Cognitive therapy helps you identify automatic unrealistic thoughts and modify the interpretations and the meaning of the thoughts, resulting in a decrease of anxiety. I utilize several Cognitive Behavioral Therapy approaches including Rational Emotive Behavior Therapy, Cognitive Therapy, and Dialectic Behavior Therapy depending upon the nature of the issues we are working on and your needs.

In the first stage of Cognitive Therapy, you are taught to be aware of your worries and self talk by keeping a daily diary or journal, called a thought record. In the thought record, you will write down your thoughts, feelings, beliefs and the interpretations associated with them. Important details to record, if we would be working on anxiety issues, may include:

  • what were you doing when the anxiety began?
  • the content of the anxious thoughts,
  • the meanings attributed to them, and
  • what  did you do in response to the feeling(s) and thoughts?

We will review the thought record and identify how the thoughts were interpreted. Using gentle reasoning and Socratic questioning, we will verbally challenge an unrealistic belief. This helps you to identify the cognitive distortion, typically a faulty assessment of danger, an exaggerated sense of responsibility, or fears that thinking something negative will make it come true.

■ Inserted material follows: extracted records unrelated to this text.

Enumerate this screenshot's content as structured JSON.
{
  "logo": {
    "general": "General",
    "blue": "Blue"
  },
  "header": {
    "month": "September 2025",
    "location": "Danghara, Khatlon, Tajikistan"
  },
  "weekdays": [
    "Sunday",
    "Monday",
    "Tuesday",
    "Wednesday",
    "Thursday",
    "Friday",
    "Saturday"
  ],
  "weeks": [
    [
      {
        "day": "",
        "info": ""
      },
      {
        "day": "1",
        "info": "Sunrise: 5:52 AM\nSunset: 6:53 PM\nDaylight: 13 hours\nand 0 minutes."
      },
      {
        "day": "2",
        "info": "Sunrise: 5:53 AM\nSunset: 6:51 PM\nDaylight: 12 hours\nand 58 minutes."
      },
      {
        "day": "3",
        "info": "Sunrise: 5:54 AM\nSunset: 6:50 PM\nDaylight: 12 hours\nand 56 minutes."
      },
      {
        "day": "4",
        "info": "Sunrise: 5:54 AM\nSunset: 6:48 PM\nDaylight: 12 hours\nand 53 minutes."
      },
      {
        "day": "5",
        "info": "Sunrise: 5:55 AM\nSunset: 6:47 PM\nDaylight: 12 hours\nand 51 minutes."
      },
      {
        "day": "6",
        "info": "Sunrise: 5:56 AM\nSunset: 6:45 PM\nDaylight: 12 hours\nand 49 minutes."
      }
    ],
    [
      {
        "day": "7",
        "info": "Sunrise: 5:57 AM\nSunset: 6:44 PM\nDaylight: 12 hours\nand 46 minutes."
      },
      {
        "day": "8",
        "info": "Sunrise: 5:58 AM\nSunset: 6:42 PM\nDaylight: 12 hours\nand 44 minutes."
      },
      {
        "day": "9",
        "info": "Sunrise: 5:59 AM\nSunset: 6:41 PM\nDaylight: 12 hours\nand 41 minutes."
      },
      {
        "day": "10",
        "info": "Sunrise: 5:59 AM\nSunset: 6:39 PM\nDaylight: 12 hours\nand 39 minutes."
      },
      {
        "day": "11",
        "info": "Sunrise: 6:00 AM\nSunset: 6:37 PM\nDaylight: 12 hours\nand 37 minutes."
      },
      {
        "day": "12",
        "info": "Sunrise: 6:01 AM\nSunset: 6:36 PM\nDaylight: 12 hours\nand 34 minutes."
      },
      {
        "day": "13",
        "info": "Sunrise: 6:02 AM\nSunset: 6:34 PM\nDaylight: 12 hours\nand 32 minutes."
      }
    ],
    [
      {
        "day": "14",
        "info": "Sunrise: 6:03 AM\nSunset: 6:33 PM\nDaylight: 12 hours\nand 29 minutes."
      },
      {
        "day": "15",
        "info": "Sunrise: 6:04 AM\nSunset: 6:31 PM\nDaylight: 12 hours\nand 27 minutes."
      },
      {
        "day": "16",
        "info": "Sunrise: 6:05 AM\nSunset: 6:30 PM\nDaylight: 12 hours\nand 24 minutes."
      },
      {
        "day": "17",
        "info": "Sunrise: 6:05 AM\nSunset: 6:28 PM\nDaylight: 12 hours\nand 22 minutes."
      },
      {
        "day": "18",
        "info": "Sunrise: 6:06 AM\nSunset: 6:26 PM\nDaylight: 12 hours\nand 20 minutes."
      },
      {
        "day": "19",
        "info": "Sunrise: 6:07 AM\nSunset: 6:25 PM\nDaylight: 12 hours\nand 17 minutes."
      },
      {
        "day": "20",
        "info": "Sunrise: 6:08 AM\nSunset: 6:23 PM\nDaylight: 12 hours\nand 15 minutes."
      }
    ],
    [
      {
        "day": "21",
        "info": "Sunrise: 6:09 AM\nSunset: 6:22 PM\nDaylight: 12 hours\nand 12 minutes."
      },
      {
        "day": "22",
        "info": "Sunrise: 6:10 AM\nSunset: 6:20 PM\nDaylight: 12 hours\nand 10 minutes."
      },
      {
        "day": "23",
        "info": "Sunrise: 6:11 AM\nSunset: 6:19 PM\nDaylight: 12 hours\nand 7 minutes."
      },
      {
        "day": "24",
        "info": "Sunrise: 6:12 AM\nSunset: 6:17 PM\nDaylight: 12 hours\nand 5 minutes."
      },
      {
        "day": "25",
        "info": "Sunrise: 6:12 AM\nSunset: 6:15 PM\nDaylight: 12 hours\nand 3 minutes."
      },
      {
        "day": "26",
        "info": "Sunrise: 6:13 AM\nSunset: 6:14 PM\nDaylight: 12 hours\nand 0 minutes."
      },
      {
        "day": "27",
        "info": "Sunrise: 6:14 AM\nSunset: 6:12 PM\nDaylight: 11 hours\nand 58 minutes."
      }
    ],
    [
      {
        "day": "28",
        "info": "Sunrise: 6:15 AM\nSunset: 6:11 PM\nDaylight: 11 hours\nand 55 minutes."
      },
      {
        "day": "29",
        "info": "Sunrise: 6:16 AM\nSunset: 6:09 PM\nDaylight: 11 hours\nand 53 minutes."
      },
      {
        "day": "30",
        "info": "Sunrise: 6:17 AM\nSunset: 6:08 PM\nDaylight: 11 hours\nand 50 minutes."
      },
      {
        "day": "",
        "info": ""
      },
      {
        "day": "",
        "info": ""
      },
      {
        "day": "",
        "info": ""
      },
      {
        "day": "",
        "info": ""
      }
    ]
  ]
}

Once you are able to more easily identify your self-talk, we may initiate a few behavioral experiments to identify and possibly restructure thinking about cause and effect. For example, if someone with Obsessive Compulsive Disorder, a form of anxiety, believes that smoking four cigarettes will prevent their family from being harmed in an auto accident, they may be asked to smoke only three cigarettes and then wait to see if family members are actually harmed that day in an auto accident. This experiment’s results can be used as a springboard for further discussion about other types of magical thinking. Over time, people learn to identify and re-evaluate beliefs about the possible consequences of engaging in or refraining from self-defeating behaviors and subsequently begin to decrease their anxious responses.

Salkovskis PM. Psychological approaches to the understanding of obsessional problems. In: Swinson RP, Antony MM, Rachman S, Richter MA, eds. Obsessive-Compulsive Disorder: Theory, Research, and Treatment. New York, NY: Guilford Press; 1998:33–50.